Он сел в позу лотоса, сделал несколько глубоких вдохов и выдохов, затянул: «Оммммммммм!»
— А мне что делать? — спросила женщина, которая не успела ещё убрать за ними грязную посуду.
— А вы садитесь к нему спиной и молчите, а то лекаря нельзя отвлекать, — посоветовал Тае.
Так и сделали, женщина села спиной и сидела. А Дорже начал нарезать круги вокруг неё, издавая утробные звуки и жестикулируя руками. Прошло минут двадцать.
— Всё! — сказал Дорже. — Теперь нужно восстановить силы, нет ли у вас чая и чего-нибудь ещё перекусить?
Женщина приготовила чай. Достала медовые соты.
— Вот всё, что у меня осталось, — развела она руками.
— Пойдет, — сказал Дорже. — Завтра ваша спина пройдет. Но, всё зависит от того, конечно, насколько вы хорошо очистите свою карму! Насколько вы хорошо устроите монахов на ночлег, сами понимаете.
Женщина приготовила постели монахам, сама улеглась на циновке, прикрывшись шерстяным платком. Уснуть она не могла полночи, так как последователи Дхармы уж очень сильно храпели по очереди.
Утром они её разбудили, поблагодарив за ночлег и пообещав процветание и благоденствие, здоровье и счастье.
Женщина, совершенно не выспавшаяся, скрюченная ещё больше от боли в пояснице, разыгравшейся от сна на холодном полу, попрощалась с ними и поковыляла в своё жилище…
Ещё мы любили зло подшутить над другими людьми, потому что думали, что все остальные — такие же мошенники, как и мы. Однажды, остановившись в одной юрте, мы услышали от местного жителя, что по пути нам встретится гора, где в пещере проводит свой ретрит Тендол, знаменитый практик Чода. Хозяин юрты долго распространялся о достоинствах Тендола, о его глубоких постижениях и необычных силах.
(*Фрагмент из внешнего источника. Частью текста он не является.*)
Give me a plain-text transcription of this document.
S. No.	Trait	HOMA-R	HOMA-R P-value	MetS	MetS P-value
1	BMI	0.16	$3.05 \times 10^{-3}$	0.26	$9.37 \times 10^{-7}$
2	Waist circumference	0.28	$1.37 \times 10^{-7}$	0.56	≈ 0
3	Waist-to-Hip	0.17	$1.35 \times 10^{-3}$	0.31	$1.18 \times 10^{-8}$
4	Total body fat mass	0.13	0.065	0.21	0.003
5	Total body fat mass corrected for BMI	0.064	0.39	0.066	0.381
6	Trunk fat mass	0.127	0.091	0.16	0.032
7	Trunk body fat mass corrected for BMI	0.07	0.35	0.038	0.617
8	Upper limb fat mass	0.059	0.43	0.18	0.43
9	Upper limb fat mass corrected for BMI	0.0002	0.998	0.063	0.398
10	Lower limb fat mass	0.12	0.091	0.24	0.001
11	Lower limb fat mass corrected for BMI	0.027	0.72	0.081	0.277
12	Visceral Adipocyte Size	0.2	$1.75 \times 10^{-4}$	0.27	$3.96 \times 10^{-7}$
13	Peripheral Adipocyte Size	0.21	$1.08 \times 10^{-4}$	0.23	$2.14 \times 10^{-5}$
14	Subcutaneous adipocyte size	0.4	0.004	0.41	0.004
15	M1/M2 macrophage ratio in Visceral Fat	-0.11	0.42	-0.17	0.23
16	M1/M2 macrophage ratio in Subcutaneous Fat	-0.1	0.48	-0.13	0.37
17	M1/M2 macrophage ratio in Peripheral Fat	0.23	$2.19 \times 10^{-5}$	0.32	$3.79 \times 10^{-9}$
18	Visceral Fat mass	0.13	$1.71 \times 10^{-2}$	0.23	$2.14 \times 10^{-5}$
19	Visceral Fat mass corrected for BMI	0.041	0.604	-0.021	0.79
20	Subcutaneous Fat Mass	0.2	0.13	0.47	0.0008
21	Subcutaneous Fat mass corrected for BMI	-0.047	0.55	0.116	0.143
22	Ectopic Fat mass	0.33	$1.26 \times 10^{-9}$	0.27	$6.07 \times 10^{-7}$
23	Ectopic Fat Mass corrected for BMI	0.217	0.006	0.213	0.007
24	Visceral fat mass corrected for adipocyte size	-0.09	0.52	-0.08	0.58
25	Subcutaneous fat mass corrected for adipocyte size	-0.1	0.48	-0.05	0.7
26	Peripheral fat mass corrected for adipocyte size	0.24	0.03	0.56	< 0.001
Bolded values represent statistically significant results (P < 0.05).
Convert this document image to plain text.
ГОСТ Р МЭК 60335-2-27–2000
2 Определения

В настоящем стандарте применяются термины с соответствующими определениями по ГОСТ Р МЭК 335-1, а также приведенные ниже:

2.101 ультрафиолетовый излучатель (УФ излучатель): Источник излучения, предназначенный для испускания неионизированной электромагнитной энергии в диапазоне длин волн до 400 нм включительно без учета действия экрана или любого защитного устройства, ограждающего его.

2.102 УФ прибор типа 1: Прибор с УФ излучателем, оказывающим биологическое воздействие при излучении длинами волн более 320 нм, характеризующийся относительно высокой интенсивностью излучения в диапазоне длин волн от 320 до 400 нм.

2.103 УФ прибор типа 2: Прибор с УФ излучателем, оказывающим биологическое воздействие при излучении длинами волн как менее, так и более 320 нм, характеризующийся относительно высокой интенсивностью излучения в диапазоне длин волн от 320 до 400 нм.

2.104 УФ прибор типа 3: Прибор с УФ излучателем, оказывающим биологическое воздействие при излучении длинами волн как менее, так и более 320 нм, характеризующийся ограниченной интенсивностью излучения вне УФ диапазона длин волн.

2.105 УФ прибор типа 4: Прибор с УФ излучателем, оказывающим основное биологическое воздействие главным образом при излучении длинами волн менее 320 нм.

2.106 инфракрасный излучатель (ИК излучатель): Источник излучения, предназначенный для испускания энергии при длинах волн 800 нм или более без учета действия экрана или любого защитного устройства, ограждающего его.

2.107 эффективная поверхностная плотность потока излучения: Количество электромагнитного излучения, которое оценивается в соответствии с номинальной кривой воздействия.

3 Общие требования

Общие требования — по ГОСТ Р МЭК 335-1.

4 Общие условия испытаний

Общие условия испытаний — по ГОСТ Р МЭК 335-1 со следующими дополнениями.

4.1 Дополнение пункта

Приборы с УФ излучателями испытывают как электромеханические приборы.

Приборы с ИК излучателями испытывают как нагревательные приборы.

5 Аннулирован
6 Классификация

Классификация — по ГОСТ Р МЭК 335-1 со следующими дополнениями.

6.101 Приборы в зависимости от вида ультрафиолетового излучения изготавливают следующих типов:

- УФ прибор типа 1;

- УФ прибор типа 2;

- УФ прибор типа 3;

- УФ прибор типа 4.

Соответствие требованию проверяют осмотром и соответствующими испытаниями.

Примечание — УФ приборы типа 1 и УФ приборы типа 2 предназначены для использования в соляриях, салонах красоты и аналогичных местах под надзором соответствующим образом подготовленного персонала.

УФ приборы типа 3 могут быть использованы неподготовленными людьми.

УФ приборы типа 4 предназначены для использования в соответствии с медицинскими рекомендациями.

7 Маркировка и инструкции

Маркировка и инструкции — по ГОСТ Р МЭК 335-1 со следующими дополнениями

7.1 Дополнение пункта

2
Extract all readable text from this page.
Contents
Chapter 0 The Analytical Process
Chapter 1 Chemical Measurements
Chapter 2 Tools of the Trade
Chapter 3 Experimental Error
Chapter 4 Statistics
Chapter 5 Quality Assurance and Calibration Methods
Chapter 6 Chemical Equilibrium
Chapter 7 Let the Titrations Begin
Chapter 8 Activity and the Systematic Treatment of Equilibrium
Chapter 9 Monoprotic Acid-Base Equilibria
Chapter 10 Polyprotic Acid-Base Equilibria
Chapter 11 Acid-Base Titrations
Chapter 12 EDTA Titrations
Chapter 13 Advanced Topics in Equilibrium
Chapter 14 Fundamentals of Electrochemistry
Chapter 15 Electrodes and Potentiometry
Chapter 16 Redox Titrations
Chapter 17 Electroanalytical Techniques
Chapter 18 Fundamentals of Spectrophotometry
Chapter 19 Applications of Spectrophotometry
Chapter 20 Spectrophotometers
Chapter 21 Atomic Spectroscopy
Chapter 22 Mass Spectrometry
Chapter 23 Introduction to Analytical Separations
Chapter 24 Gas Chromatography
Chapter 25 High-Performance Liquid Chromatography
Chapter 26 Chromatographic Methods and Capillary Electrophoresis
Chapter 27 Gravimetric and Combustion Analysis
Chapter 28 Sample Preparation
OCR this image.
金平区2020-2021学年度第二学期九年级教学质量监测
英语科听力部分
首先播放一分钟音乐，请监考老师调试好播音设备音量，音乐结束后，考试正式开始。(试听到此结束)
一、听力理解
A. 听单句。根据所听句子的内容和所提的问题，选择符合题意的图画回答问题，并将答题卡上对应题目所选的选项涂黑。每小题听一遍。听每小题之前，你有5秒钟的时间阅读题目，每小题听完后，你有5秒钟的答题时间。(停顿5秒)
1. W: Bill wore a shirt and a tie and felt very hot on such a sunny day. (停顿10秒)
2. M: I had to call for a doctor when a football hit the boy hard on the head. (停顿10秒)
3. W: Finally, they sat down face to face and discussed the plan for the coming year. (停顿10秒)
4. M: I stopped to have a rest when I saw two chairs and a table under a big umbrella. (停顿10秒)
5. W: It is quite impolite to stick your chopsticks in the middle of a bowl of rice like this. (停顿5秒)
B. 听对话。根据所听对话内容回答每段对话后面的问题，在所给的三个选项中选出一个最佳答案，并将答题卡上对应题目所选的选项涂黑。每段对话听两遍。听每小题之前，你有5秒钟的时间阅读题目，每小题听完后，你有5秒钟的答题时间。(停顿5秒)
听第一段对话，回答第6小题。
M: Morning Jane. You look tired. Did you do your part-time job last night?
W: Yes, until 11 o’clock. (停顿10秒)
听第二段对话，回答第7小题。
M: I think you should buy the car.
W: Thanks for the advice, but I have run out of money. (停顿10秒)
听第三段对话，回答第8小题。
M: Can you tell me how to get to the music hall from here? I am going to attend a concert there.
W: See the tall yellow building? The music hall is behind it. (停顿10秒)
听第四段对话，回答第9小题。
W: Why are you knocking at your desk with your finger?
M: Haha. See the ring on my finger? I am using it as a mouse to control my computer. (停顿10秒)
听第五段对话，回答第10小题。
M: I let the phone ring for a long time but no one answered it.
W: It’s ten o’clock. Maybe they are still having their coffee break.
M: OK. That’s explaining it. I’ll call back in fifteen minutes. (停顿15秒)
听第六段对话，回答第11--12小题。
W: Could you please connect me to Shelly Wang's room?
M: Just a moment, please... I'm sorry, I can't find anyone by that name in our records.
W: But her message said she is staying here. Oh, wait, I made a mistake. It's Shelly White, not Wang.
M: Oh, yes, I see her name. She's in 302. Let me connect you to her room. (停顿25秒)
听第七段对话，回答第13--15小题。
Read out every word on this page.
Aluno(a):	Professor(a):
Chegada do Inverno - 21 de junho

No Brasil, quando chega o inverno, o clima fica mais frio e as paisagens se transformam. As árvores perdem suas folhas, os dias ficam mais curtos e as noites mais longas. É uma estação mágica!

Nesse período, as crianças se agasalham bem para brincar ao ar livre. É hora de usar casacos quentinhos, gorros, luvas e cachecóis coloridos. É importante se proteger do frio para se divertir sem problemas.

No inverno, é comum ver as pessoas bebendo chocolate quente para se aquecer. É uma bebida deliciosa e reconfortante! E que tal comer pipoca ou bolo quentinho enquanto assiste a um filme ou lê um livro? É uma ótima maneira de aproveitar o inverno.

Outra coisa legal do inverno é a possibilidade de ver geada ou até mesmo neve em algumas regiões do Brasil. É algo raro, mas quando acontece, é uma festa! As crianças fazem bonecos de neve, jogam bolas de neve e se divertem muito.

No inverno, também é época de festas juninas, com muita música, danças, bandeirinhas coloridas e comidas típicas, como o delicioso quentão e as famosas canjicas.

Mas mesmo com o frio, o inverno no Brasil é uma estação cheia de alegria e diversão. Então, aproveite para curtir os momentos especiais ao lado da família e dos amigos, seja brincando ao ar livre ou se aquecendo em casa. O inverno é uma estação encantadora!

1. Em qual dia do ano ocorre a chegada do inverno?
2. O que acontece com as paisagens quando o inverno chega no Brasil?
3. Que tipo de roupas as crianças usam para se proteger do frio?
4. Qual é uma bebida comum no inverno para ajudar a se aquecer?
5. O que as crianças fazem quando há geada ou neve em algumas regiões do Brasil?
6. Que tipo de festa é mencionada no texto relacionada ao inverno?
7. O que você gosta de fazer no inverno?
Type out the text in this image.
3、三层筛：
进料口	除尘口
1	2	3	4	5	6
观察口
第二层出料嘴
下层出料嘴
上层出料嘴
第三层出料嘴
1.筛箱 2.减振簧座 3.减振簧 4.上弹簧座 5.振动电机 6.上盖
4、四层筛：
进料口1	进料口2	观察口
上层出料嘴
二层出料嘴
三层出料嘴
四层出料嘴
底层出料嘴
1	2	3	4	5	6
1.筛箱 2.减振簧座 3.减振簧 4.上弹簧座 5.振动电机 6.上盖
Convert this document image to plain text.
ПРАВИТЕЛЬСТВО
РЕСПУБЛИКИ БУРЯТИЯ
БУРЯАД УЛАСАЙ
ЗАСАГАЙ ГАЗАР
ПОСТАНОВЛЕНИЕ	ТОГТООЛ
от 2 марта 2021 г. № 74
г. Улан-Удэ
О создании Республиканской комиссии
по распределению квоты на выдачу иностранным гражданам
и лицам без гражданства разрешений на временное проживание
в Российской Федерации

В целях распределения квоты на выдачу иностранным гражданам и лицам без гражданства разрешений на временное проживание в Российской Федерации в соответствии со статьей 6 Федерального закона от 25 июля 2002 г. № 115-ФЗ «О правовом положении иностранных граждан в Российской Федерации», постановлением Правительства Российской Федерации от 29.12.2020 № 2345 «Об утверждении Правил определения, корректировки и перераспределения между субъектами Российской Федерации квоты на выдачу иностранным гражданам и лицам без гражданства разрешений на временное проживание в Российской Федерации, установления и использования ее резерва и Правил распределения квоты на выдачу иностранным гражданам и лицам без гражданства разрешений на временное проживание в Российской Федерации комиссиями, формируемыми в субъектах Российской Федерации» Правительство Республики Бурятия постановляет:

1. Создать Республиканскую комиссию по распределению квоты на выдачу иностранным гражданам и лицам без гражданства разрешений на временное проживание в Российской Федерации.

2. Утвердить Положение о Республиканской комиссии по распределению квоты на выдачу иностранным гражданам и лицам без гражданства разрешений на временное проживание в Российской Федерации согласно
— Тендол — великий практик! Он творит настоящие чудеса! — рассказывал друзьям хозяин очередного дома, где они остановились. — Он может останавливать собственное сердце! А затем снова заставляет его биться.
— Да? — переспросил Тае. — А кто его проверял, что он не дышит?
— Ну, люди рассказывали, мой двоюродный брат был тому свидетелем! — слегка смутился хозяин дома.
— Это всё равно ничего не значит!
— Да вы, пожалуй, сами можете проверить — как раз на вашем пути его пещера, можете зайти к нему и спросить о его умениях.
Но главное даже не это. Главное — он может останавливать демонов. Однажды в одной из деревень наступил мор. Гибли все, животные и люди. Вызвали монахов, хотели провести обряд очищения, а они сказали, что тут справится только практикующий Чод. На деревню напали демоны и потому происходит мор.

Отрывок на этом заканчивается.